As mentioned earlier, we pass the WM_COPYDATA identifier into the SendMessage() method. In order to do so, we need to define the WM_COPYDATA identifier because Microsoft.NET does not natively recognize its value.

private const int WM_COPYDATA = 0x4A;

The following two lines of code show the P/Invoke signature for the SendMessage() method that is located in user32.dll.

[DllImport("user32.dll", CharSet=CharSet.Auto)]
private extern static int SendMessage(IntPtr handle, int msg, int param, ref
COPYDATASTRUCT copyData);

In order to send a data pointer to another process, we need to allocate a global block of memory that is not managed by the garbage collector. We can do this by calling Marshal.AllocCoTaskMem(). It will return a pointer to an allocated block of memory that can now have contents copied into it. A subsequent call to Marshal.Copy() can copy a byte array to that location in memory.

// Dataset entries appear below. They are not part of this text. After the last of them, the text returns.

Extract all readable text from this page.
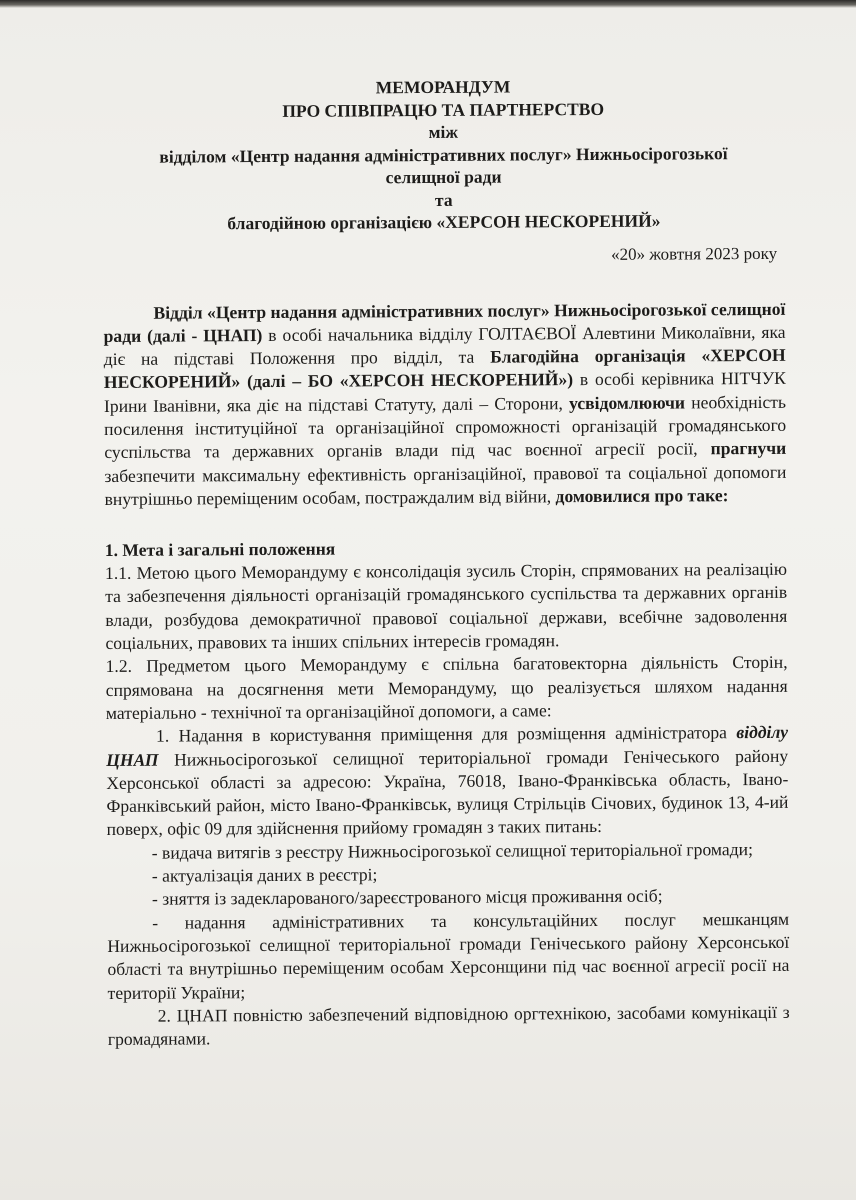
МЕМОРАНДУМ
ПРО СПІВПРАЦЮ ТА ПАРТНЕРСТВО
між
відділом «Центр надання адміністративних послуг» Нижньосірогозької
селищної ради
та
благодійною організацією «ХЕРСОН НЕСКОРЕНИЙ»
«20» жовтня 2023 року

Відділ «Центр надання адміністративних послуг» Нижньосірогозької селищної ради (далі - ЦНАП) в особі начальника відділу ГОЛТАЄВОЇ Алевтини Миколаївни, яка діє на підставі Положення про відділ, та Благодійна організація «ХЕРСОН НЕСКОРЕНИЙ» (далі – БО «ХЕРСОН НЕСКОРЕНИЙ») в особі керівника НІТЧУК Ірини Іванівни, яка діє на підставі Статуту, далі – Сторони, усвідомлюючи необхідність посилення інституційної та організаційної спроможності організацій громадянського суспільства та державних органів влади під час воєнної агресії росії, прагнучи забезпечити максимальну ефективність організаційної, правової та соціальної допомоги внутрішньо переміщеним особам, постраждалим від війни, домовилися про таке:

1. Мета і загальні положення

1.1. Метою цього Меморандуму є консолідація зусиль Сторін, спрямованих на реалізацію та забезпечення діяльності організацій громадянського суспільства та державних органів влади, розбудова демократичної правової соціальної держави, всебічне задоволення соціальних, правових та інших спільних інтересів громадян.

1.2. Предметом цього Меморандуму є спільна багатовекторна діяльність Сторін, спрямована на досягнення мети Меморандуму, що реалізується шляхом надання матеріально - технічної та організаційної допомоги, а саме:

1. Надання в користування приміщення для розміщення адміністратора відділу ЦНАП Нижньосірогозької селищної територіальної громади Генічеського району Херсонської області за адресою: Україна, 76018, Івано-Франківська область, Івано-Франківський район, місто Івано-Франківськ, вулиця Стрільців Січових, будинок 13, 4-ий поверх, офіс 09 для здійснення прийому громадян з таких питань:

- видача витягів з реєстру Нижньосірогозької селищної територіальної громади;

- актуалізація даних в реєстрі;

- зняття із задекларованого/зареєстрованого місця проживання осіб;

- надання адміністративних та консультаційних послуг мешканцям Нижньосірогозької селищної територіальної громади Генічеського району Херсонської області та внутрішньо переміщеним особам Херсонщини під час воєнної агресії росії на території України;

2. ЦНАП повністю забезпечений відповідною оргтехнікою, засобами комунікації з громадянами.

byte[] dataToSend = new byte[123];
IntPtr dataPointer = Marshal.AllocCoTaskMem(dataToSend.Length);
Marshal.Copy(dataToSend, 0, dataPointer, dataToSend.Length);

Just like using WM_COPYDATA in an unmanaged application, we need to instantiate a COPYDATASTRUCT instance and specify the data that we will be sending to the receiving application.

COPYDATASTRUCT copyData = new COPYDATASTRUCT();
copyData._dataType = IntPtr.Zero;
copyData._dataSize = dataToSend.Length;
copyData._dataPointer = dataPointer;

The next few lines of code show the call to SendMessage(). You can get an unmanaged handle (HWND) to any managed Form in .NET by accessing the Handle property. You need to find out the handle of the target form, which again is not natively supported by .NET, although you can use a function like FindWindow() to help you out. You will have to tap into P/Invoke for this one too. The example and library on the Companion Web site show how to do this.

IntPtr target = TargetForm.Handle;
IntPtr sender = YourForm.Handle;
int result = SendMessage(target, WM_COPYDATA, sender.ToInt32(), ref copyData);
// Successful if result is 0

After you have successfully sent the data, it is important that you free the memory from Windows, because this memory is not managed by the .NET garbage collector. Remember that receiving applications are not supposed to manipulate or free the memory referenced by this pointer, so it is your responsibility to do so.

Marshal.FreeCoTaskMem(dataPointer);

Perhaps the trickiest part about using WM_COPYDATA with a managed application is that you cannot just tap into the message handler of a form. You need to create a wrapper class that inherits from NativeWindow, and assign to NativeWindow the handle of the form you are using. The following code shows the implementation of the NativeWindow wrapper class. You will also notice that the pointer we received gets Marshaled back into a COPYDATASTRUCT instance.

public sealed class CopyDataWindow : NativeWindow, IDisposable
{
    protected override void WndProc(ref System.Windows.Forms.Message message)
    {
        switch (message.Msg)
        {
            case WM_COPYDATA:
            {
                COPYDATASTRUCT copyData = Marshal.PtrToStructure(message.LParam,
                                                       typeof(COPYDATASTRUCT))
                                                       as COPYDATASTRUCT;
                if (copyData._dataSize > 0)
                {
                    byte[] data = new byte[copyData._dataSize];
                    Marshal.Copy(copyData._dataPointer,
                                 data,
                                 0,
                                 copyData._dataSize);
                    message.Result = (IntPtr)1;
                }
            }
            break;
        }
        base.WndProc(ref message);
    }
}

You can instantiate this class after your form exists and call AssignHandle() on the NativeWindow instance, passing in the Handle property of your form instance.